As he did in the district court, Alkhalidi contends here that he was denied his due process right to adequate notice because the officers who searched his cell did not inform him at the time of the search that they had found an unauthorized substance. But due process requires only that an inmate be informed of the charge against him at least twenty-four hours before the CAB hearing. Wolff, 418 U.S. at 564; Henderson v. United States Parole Com’n, 13 F.3d 1073, 1077 (7th Cir.1994). Alkhalidi received notice fifteen days before his hearing; there was no due process violation.
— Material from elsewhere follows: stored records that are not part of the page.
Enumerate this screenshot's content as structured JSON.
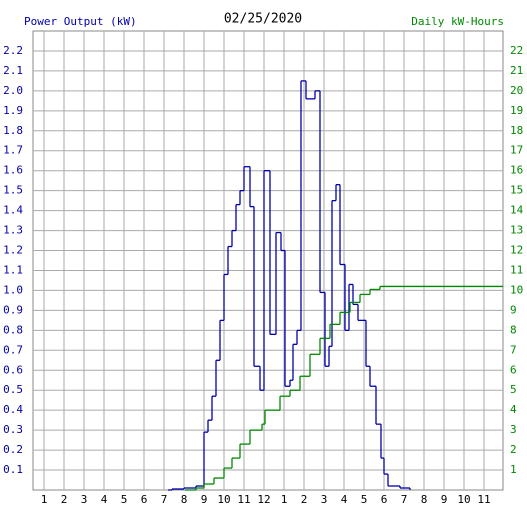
{
  "chart_data": {
    "type": "step",
    "title": "02/25/2020",
    "ylabel": "Power Output (kW)",
    "y2label": "Daily kW-Hours",
    "xlim": [
      0.45,
      23.95
    ],
    "xticks": [
      1,
      2,
      3,
      4,
      5,
      6,
      7,
      8,
      9,
      10,
      11,
      12,
      {
        "value": 13,
        "label": "1"
      },
      {
        "value": 14,
        "label": "2"
      },
      {
        "value": 15,
        "label": "3"
      },
      {
        "value": 16,
        "label": "4"
      },
      {
        "value": 17,
        "label": "5"
      },
      {
        "value": 18,
        "label": "6"
      },
      {
        "value": 19,
        "label": "7"
      },
      {
        "value": 20,
        "label": "8"
      },
      {
        "value": 21,
        "label": "9"
      },
      {
        "value": 22,
        "label": "10"
      },
      {
        "value": 23,
        "label": "11"
      }
    ],
    "ylim": [
      0,
      2.3
    ],
    "yticks": [
      0.1,
      0.2,
      0.3,
      0.4,
      0.5,
      0.6,
      0.7,
      0.8,
      0.9,
      {
        "value": 1,
        "label": "1.0"
      },
      1.1,
      1.2,
      1.3,
      1.4,
      1.5,
      1.6,
      1.7,
      1.8,
      1.9,
      {
        "value": 2,
        "label": "2.0"
      },
      2.1,
      2.2
    ],
    "y2lim": [
      0,
      23
    ],
    "y2ticks": [
      1,
      2,
      3,
      4,
      5,
      6,
      7,
      8,
      9,
      10,
      11,
      12,
      13,
      14,
      15,
      16,
      17,
      18,
      19,
      20,
      21,
      22
    ],
    "grid": true,
    "ylabel_color": "#0000aa",
    "y2label_color": "#008800",
    "series": [
      {
        "color": "#0000aa",
        "axis": "y",
        "x": [
          7.2,
          7.4,
          8.0,
          8.6,
          9.0,
          9.2,
          9.4,
          9.6,
          9.8,
          10.0,
          10.2,
          10.4,
          10.6,
          10.8,
          11.0,
          11.3,
          11.5,
          11.8,
          12.0,
          12.3,
          12.6,
          12.85,
          13.05,
          13.3,
          13.45,
          13.65,
          13.85,
          14.1,
          14.3,
          14.55,
          14.8,
          15.05,
          15.25,
          15.4,
          15.6,
          15.8,
          16.05,
          16.25,
          16.45,
          16.7,
          17.1,
          17.3,
          17.6,
          17.85,
          18.0,
          18.2,
          18.8,
          19.3
        ],
        "values": [
          0,
          0.005,
          0.01,
          0.02,
          0.29,
          0.35,
          0.47,
          0.65,
          0.85,
          1.08,
          1.22,
          1.3,
          1.43,
          1.5,
          1.62,
          1.42,
          0.62,
          0.5,
          1.6,
          0.78,
          1.29,
          1.2,
          0.52,
          0.55,
          0.73,
          0.8,
          2.05,
          1.96,
          1.96,
          2.0,
          0.99,
          0.62,
          0.72,
          1.45,
          1.53,
          1.13,
          0.8,
          1.03,
          0.93,
          0.85,
          0.62,
          0.52,
          0.33,
          0.16,
          0.08,
          0.02,
          0.01,
          0
        ]
      },
      {
        "color": "#008800",
        "axis": "y2",
        "x": [
          8.05,
          8.6,
          9.0,
          9.5,
          10.0,
          10.4,
          10.8,
          11.3,
          11.9,
          12.05,
          12.8,
          13.3,
          13.8,
          14.3,
          14.8,
          15.3,
          15.8,
          16.3,
          16.8,
          17.3,
          17.8,
          23.95
        ],
        "values": [
          0,
          0.1,
          0.3,
          0.6,
          1.1,
          1.6,
          2.3,
          3.0,
          3.3,
          4.0,
          4.7,
          5.0,
          5.7,
          6.8,
          7.6,
          8.3,
          8.9,
          9.4,
          9.8,
          10.05,
          10.2,
          10.2
        ]
      }
    ]
  }
}
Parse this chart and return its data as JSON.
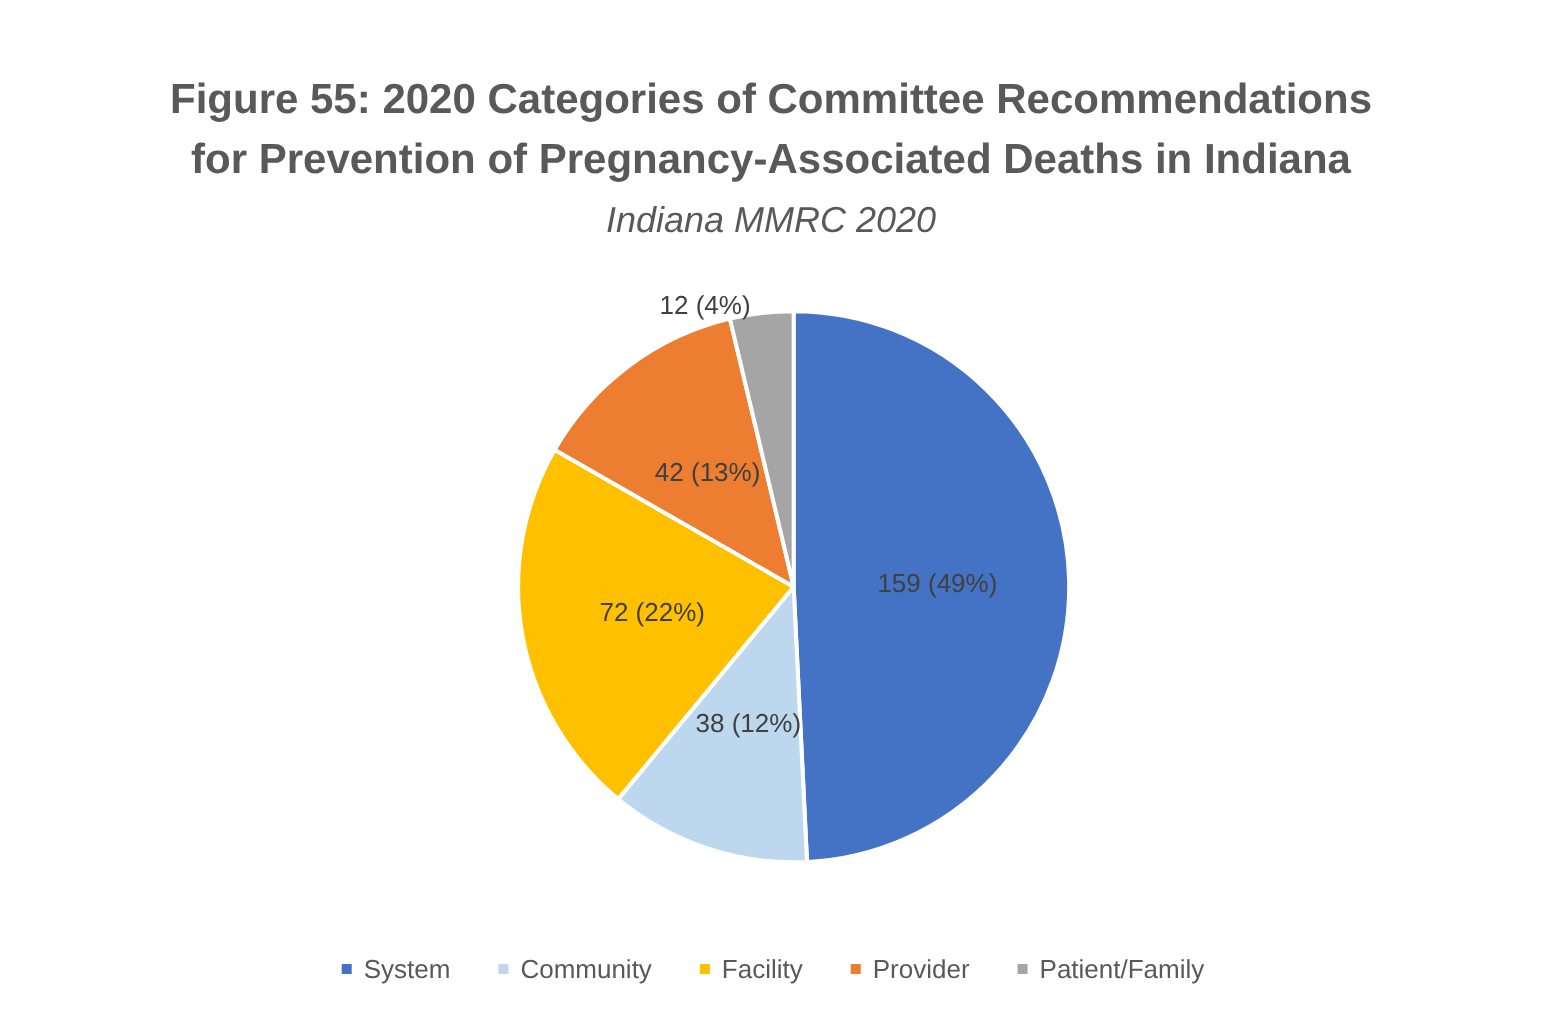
{
  "chart_data": {
    "type": "pie",
    "title": "Figure 55: 2020 Categories of Committee Recommendations\nfor Prevention of Pregnancy-Associated Deaths in Indiana",
    "subtitle": "Indiana MMRC 2020",
    "categories": [
      "System",
      "Community",
      "Facility",
      "Provider",
      "Patient/Family"
    ],
    "values": [
      159,
      38,
      72,
      42,
      12
    ],
    "colors": [
      "#4472c4",
      "#bdd7ee",
      "#ffc000",
      "#ed7d31",
      "#a5a5a5"
    ],
    "value_labels": [
      "159 (49%)",
      "38 (12%)",
      "72 (22%)",
      "42 (13%)",
      "12 (4%)"
    ],
    "legend": "bottom"
  }
}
Alkhalidi also renews his contention that prison officials violated his due process rights by keeping him from presenting live testimony from Sergeants Emerson and Young. According to Alkhalidi, the officers’ statements did not address whether Sergeant Tibbies had actually shown them the marijuana while in Alkhalidi’s cell, a fact question he believes to be central to his defense of retaliatory motive. The state has never explained why these witnesses did not provide live testimony. Instead, the state simply observes that the witnesses gave written statements and argues-incorrectly, in view of the record-that Alkhalidi failed to timely request their testimony and thus waived his right to complain.

The right to present a defense includes the right to call witnesses, although such a right is not absolute. See Wolff, 418 U.S. at 566; Pannell v. McBride, 306 F.3d 499, 503 (7th Cir.2002) (per curiam). Due process does not demand that prison officials allow inmates to call witnesses whose testimony would be irrelevant, repetitive, or unnecessary. Pannell, 306 F.3d at 503. And prison officials may at times refuse to produce witnesses because of legitimate institutional concerns such as maintaining security. Wolff 418 U.S. at 566; Piggie I, 344 F.3d at 677. But when witness testimony is in order it should be live unless prison officials have a valid reason for proceeding otherwise. Piggie I, 344 F.3d at 677; Pannell, 306 F.3d at 503-04; Whitlock v. Johnson, 153 F.3d 380, 388 (7th Cir.1998); Forbes v. Trigg, 976 F.2d 308, 317-318 (7th Cir.1992).